ESN – Comment bien vendre ses collaborateurs …

ESN – Comment bien vendre ses collaborateurs …

Lorsqu’on regarde les offres d’emploi en informatique, on est surpris par les intitulés de postes. On est souvent reconnu sous le terme d’informaticien. Il y a 20 ans, les noms des postes étaient relativement compréhensibles :

    • Celui qui analysait le besoin exprimé par l’utilisateur était l’analyste,
    • Celui qui écrivait le code était un développeur,
    • Leur supérieur direct qui supervisait un projet était le chef de projet,
    • Si la société produisait plusieurs projets, on ajoutait un chef de produit chargé de maintenir la cohérence dans les offres.

Et on retrouvait ensuite tous les postes nécessaire à la pérennité de toute société : secrétaire, commercial, comptable, chargé en communication, …

Tout ceci n’est pas très vendeur et ne permet pas de se distinguer dans le monde de l’informatique. Il faut être plus concret, plus précis dans le nom du poste. Ainsi, il faut distinguer le simple développeur qui a au mieux une licence en informatique de celui qui a fait 5 ans d’études. Pour cela, ajoutez le terme ingénieur dans le titre de l’emploi. On arrive alors au classique Ingénieur Informaticien.  

C’est un peu plus classe mais ce n’est pas assez pour se distinguer. Alors accolons maintenant le nom d’une technologie ou d’un produit.

En technologie, ce n’est pas le choix qui manque. Si on parle juste des langages, on peut en référencer des dizaines : c, c++, c#, java, cobol, html, php, … .

Si on parle de frameworks techniques, les années 2000 ont été prolifiques aussi. J’expliquerai plus tard comment apparaissent les frameworks mais l’idée c’est de multiplier les langages par un nombre de projets originaux lors des premières années du langage : pear, zend, symphony, laravel, … juste pour le langage php.

Si on parle des produits, Microsoft nous en fournit une bonne série : Windows, Office, Exchange, … . Et il est loin d’être le seul.

Avec de telles listes, tous les développeurs peuvent avoir un nom de poste différent et avoir presque la même activité.
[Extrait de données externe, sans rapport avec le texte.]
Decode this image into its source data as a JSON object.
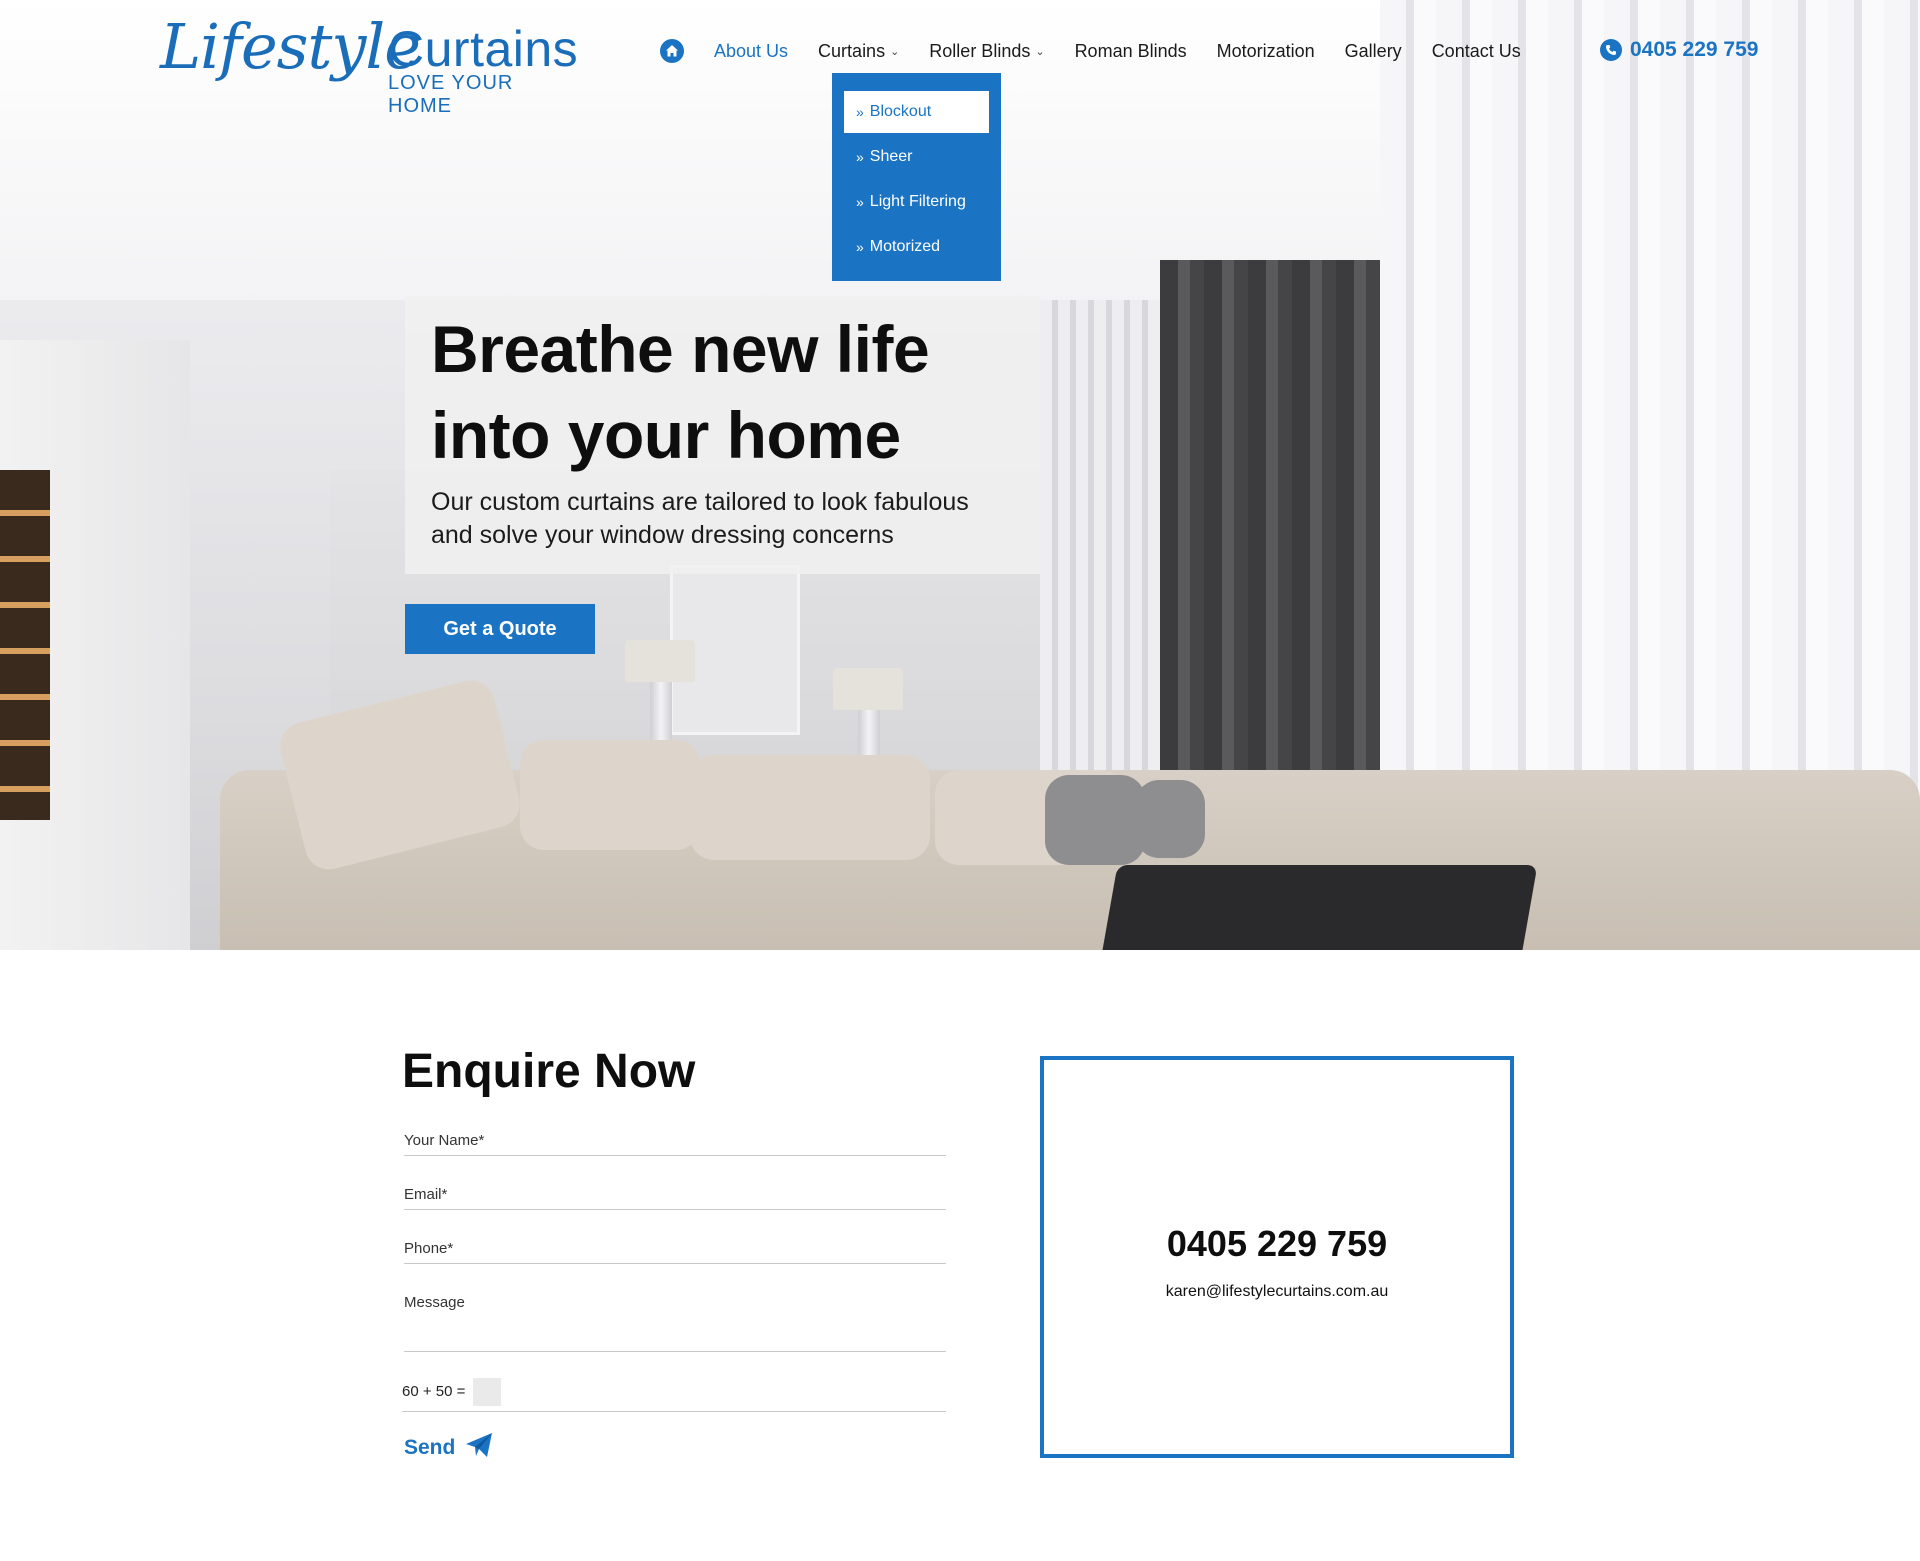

Des possibilités de renommage quasiment infinies … Et je me limite ici uniquement à l’activité de développement sans m’intéresser à l’activité de ‘production’ informatique.

En faisant une simple recherche sur les offres d’emploi dans les métiers de l’informatique, je suis tombé sur le poste demandé dans un article précédent pour une application mobile de la Caisse d’épargne : ‘Analyste programmeur informatique Solutions mobiles et embarquées’. Et qui propose cette offre d’emploi ? La Caisse d’Epargne ? Non, l’ESN qui a répondu à l’appel d’offre.

Imaginez Olivier en soirée répondre à la question ‘Et toi ? Tu fais quoi ?’ s’il avait travaillé sur ce projet. Essayez de répéter ce nom de poste sans vous tromper 😉

Mais les choses ne s’arrête pas là. Révolution internet et concurrence mondiale oblige, les noms des postes ce sont aussi anglicisés. Ainsi vous n’êtes plus responsable d’équipe mais Team Manager. Le terme Senior n’est plus à la mode il a été remplacé par le terme Lead (leader). C’est plus Rock’n Roll comme titre. Vous êtes responsable du développement d’un logiciel de suivi des commerciaux, vous êtes un Salesforce Architect. Aussi déclinable quasiment à l’infini.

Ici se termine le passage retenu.